Come to think of it now... this also means the neck screws are not any less into the neck, because the structural change was to the top, not the tongue.  Tongue is full thickness, just "less top" above it, making anything mounted on that top having to be adjusted higher to accommodate being mounted on a lower surface.
 
=CB= said:
Yah.  I didn't meaure the body, to prevent risk of scratching it, but just laying on flat surfaces, you can A/B compare and see... the body itself is thinner than either the 52 or the clear ash one by Warmoth.

I thought about this all day.  The top lams are .125 and .250 for a thinline.  The pocket was definately .090 too shallow, within reasonable variation due to grain.  It was as shallow as the pickguard was thick - and those are .090, and the step ledge on the caliper also proved it so.  The whole thing is just weird.  It DOES play well, and you cant tell there's an issue, unless you look at the jack plate - which looks crowded on the edge of the body, or the saddles, which look all way up in the air.  The pickups themselves, are also high. 

Come to think of it now... this also means the neck screws are not any less into the neck, because the structural change was to the top, not the tongue.  Tongue is full thickness, just "less top" above it, making anything mounted on that top having to be adjusted higher to accommodate being mounted on a lower surface.

Well thank you, that's very scientific what you do there!
I didn't do all these measurements BEFORE having the pocket routed deeper by my luthier.
But telling by the heighth of the saddles before the routing job, it should have been about 2-3 mm (2.5 mm are 0.0984 inches).
But it has a top on it (mahogany body with quilt maple top) so the possibility that this body was thinner to comfort a future top can be excluded here.
It was just routed too shallow...

 
Get out a ruler, and measure the thickness of your body.  It should be 1.75 inches.  If its a thin body, expect it to be more like just over 1.65 inches

Interesting.  When I order the neck this week, for another project, I'm gonna ask how it might have happened.
 
I can tell you - the clear one from Warmoth measured as close as I could tell 1.780, disallowing .006 for the notebook paper I used to protect the finish... that just done.

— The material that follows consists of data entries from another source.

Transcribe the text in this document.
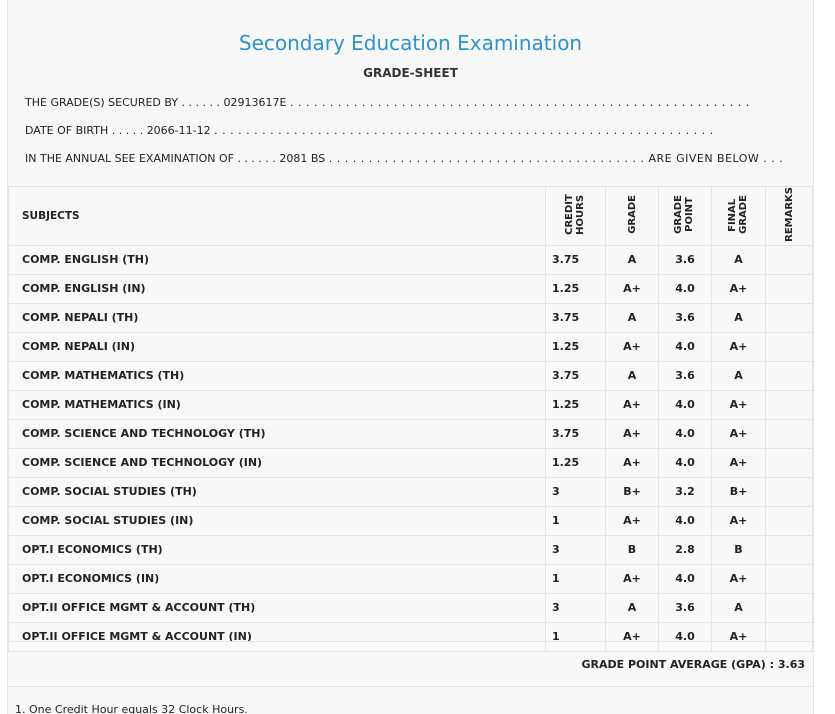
Secondary Education Examination
GRADE-SHEET
THE GRADE(S) SECURED BY . . . . . . 02913617E . . . . . . . . . . . . . . . . . . . . . . . . . . . . . . . . . . . . . . . . . . . . . . . . . . . . . . . . . .
DATE OF BIRTH . . . . . 2066-11-12 . . . . . . . . . . . . . . . . . . . . . . . . . . . . . . . . . . . . . . . . . . . . . . . . . . . . . . . . . . . . . . .
IN THE ANNUAL SEE EXAMINATION OF . . . . . . 2081 BS . . . . . . . . . . . . . . . . . . . . . . . . . . . . . . . . . . . . . . . . ARE GIVEN BELOW . . .
SUBJECTS	CREDIT HOURS	GRADE	GRADE POINT	FINAL GRADE	REMARKS
COMP. ENGLISH (TH)	3.75	A	3.6	A	
COMP. ENGLISH (IN)	1.25	A+	4.0	A+	
COMP. NEPALI (TH)	3.75	A	3.6	A	
COMP. NEPALI (IN)	1.25	A+	4.0	A+	
COMP. MATHEMATICS (TH)	3.75	A	3.6	A	
COMP. MATHEMATICS (IN)	1.25	A+	4.0	A+	
COMP. SCIENCE AND TECHNOLOGY (TH)	3.75	A+	4.0	A+	
COMP. SCIENCE AND TECHNOLOGY (IN)	1.25	A+	4.0	A+	
COMP. SOCIAL STUDIES (TH)	3	B+	3.2	B+	
COMP. SOCIAL STUDIES (IN)	1	A+	4.0	A+	
OPT.I ECONOMICS (TH)	3	B	2.8	B	
OPT.I ECONOMICS (IN)	1	A+	4.0	A+	
OPT.II OFFICE MGMT & ACCOUNT (TH)	3	A	3.6	A	
OPT.II OFFICE MGMT & ACCOUNT (IN)	1	A+	4.0	A+	
GRADE POINT AVERAGE (GPA) : 3.63
1. One Credit Hour equals 32 Clock Hours.
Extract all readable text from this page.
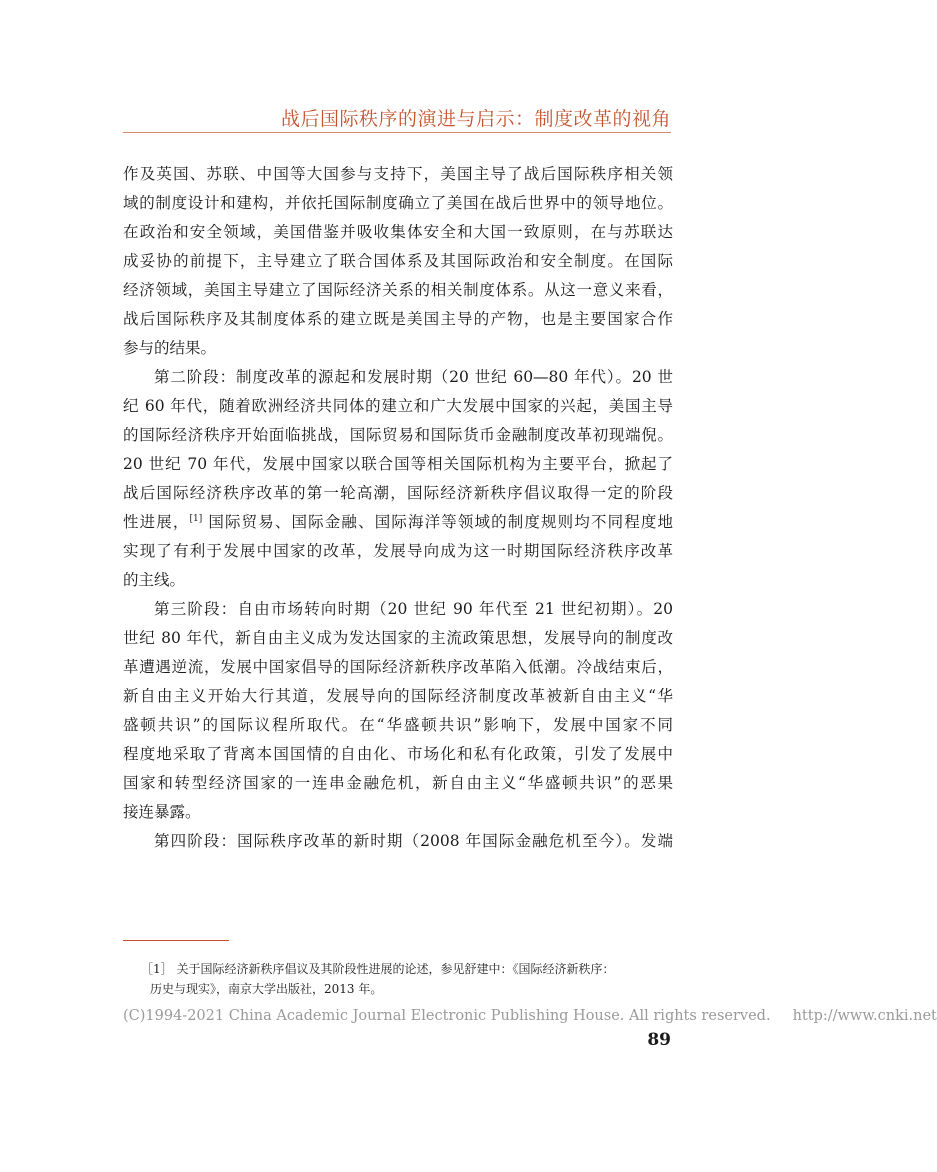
战后国际秩序的演进与启示：制度改革的视角
作及英国、苏联、中国等大国参与支持下，美国主导了战后国际秩序相关领
域的制度设计和建构，并依托国际制度确立了美国在战后世界中的领导地位。
在政治和安全领域，美国借鉴并吸收集体安全和大国一致原则，在与苏联达
成妥协的前提下，主导建立了联合国体系及其国际政治和安全制度。在国际
经济领域，美国主导建立了国际经济关系的相关制度体系。从这一意义来看，
战后国际秩序及其制度体系的建立既是美国主导的产物，也是主要国家合作
参与的结果。
第二阶段：制度改革的源起和发展时期（20 世纪 60—80 年代）。20 世
纪 60 年代，随着欧洲经济共同体的建立和广大发展中国家的兴起，美国主导
的国际经济秩序开始面临挑战，国际贸易和国际货币金融制度改革初现端倪。
20 世纪 70 年代，发展中国家以联合国等相关国际机构为主要平台，掀起了
战后国际经济秩序改革的第一轮高潮，国际经济新秩序倡议取得一定的阶段
性进展，[1] 国际贸易、国际金融、国际海洋等领域的制度规则均不同程度地
实现了有利于发展中国家的改革，发展导向成为这一时期国际经济秩序改革
的主线。
第三阶段：自由市场转向时期（20 世纪 90 年代至 21 世纪初期）。20
世纪 80 年代，新自由主义成为发达国家的主流政策思想，发展导向的制度改
革遭遇逆流，发展中国家倡导的国际经济新秩序改革陷入低潮。冷战结束后，
新自由主义开始大行其道，发展导向的国际经济制度改革被新自由主义“华
盛顿共识”的国际议程所取代。在“华盛顿共识”影响下，发展中国家不同
程度地采取了背离本国国情的自由化、市场化和私有化政策，引发了发展中
国家和转型经济国家的一连串金融危机，新自由主义“华盛顿共识”的恶果
接连暴露。
第四阶段：国际秩序改革的新时期（2008 年国际金融危机至今）。发端
［1］ 关于国际经济新秩序倡议及其阶段性进展的论述，参见舒建中：《国际经济新秩序：
历史与现实》，南京大学出版社，2013 年。
(C)1994-2021 China Academic Journal Electronic Publishing House. All rights reserved. http://www.cnki.net
89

But when laying them next to each other on a level surface - a hard level surface - it was really easy to tell!  Same with the Les Pauls.  When you hold a Historic, a Standard, and a Studio they all feel a little different.  Well guess what?  The Studio is thinner than the Standard, and they're both thinner than the Historics - by design, to prevent the up market models being made from the low end stuff.  The BFG Les Paul is a full 1/4 inch thinner than the Standard!  The Studio in between, and the Historic about 1/8 inch, or just a little more, thicker than the Standard.